Emsal Mahkeme Kararı Bakırköy 6. Asliye Ticaret Mahkemesi 2020/635 E. 2021/20 K. 11.01.2021 T.

Görüntülediğiniz mahkeme kararı kesinleşmiş bir karardır.

T.C. BAKIRKÖY 6. ASLİYE TİCARET MAHKEMESİ

ESAS NO : 2020/635 Esas
KARAR NO : 2021/20

DAVA : Tazminat (Trafik Sigorta Sözleşmesi Kaynaklı Rücuen)
DAVA TARİHİ : 22/09/2020
KARAR TARİHİ : 11/01/2021
KARARIN YAZILMA TARİHİ : 09/02/2021

Mahkememizde görülmekte olan Tazminat (Trafik Sigorta Sözleşmesi Kaynaklı Rücuen) davasının yapılan açık yargılaması sonunda,
GEREĞİ DÜŞÜNÜLDÜ:
DAVA
Davacı vekili tarafından sunulan dava dilekçesinde ÖZETLE; müvekkilerince davalı tarafa sigortalı olan aracın kusurlu olarak girmiş olduğu ölümlü kaza nedeni ile müvekkillerince 70.227,60 TL ödeme yapıldığını belirterek bu bedelin davalıdan rücüan tahsilini talep etmiştir.
CEVAP
Davalı vekili tarafından sunulan cevap dilekçesinde ÖZETLE; göreve itiraz ettiklerini, kaza sırasında aracı müvekkilerinin kullanmadığını, müvekkilerinin kazadan önce aracı bir başkasına satıp devrederek sigorta sözleşmesini fesh ettiğini, bu nedenle davalının rizikodan sorumlu tutulamayacağını belirterek davanın reddini talep etmiştir.

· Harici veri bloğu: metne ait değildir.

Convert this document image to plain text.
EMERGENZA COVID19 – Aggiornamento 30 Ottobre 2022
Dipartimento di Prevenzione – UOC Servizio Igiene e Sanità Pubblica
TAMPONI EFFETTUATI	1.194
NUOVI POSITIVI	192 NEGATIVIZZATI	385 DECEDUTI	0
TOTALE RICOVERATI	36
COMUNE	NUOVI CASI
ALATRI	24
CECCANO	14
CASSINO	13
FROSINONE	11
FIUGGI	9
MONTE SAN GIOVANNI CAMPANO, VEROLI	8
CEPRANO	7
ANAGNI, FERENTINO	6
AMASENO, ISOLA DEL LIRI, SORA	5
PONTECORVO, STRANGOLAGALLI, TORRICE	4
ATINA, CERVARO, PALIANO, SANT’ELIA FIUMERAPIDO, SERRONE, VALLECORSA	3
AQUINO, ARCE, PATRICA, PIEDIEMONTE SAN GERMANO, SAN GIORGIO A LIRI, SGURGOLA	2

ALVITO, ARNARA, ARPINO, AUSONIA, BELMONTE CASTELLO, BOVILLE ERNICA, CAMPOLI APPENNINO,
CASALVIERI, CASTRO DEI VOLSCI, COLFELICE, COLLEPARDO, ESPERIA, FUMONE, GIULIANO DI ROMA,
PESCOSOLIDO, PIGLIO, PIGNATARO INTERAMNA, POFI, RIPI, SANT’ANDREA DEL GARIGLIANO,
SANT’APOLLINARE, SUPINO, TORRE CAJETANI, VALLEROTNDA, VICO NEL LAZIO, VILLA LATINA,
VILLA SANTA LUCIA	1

DELİLLERİN DEĞERLENDİRİLMESİ VE GEREKÇE:
Dava, davacı sigortacı tarafından ZMMS poliçesi ile sigortalı bulunan davalıya ait aracın ölümlü trafik kazasına karışması sonucunda ölenlerin yakınlarına yapılan ödemelerin davalıya ait araç sürücüsünün sürücü belgesi olmadığından bahisle rücuan tazmini istemidir.
Davanın zorunlu trafik sigortasından kaynaklı rücuan tazminat davası olması nedeniyle TTK’nda düzenlenen husustan kaynaklı işbu davada mahkememizin görevli bulunduğu anlaşılmıştır.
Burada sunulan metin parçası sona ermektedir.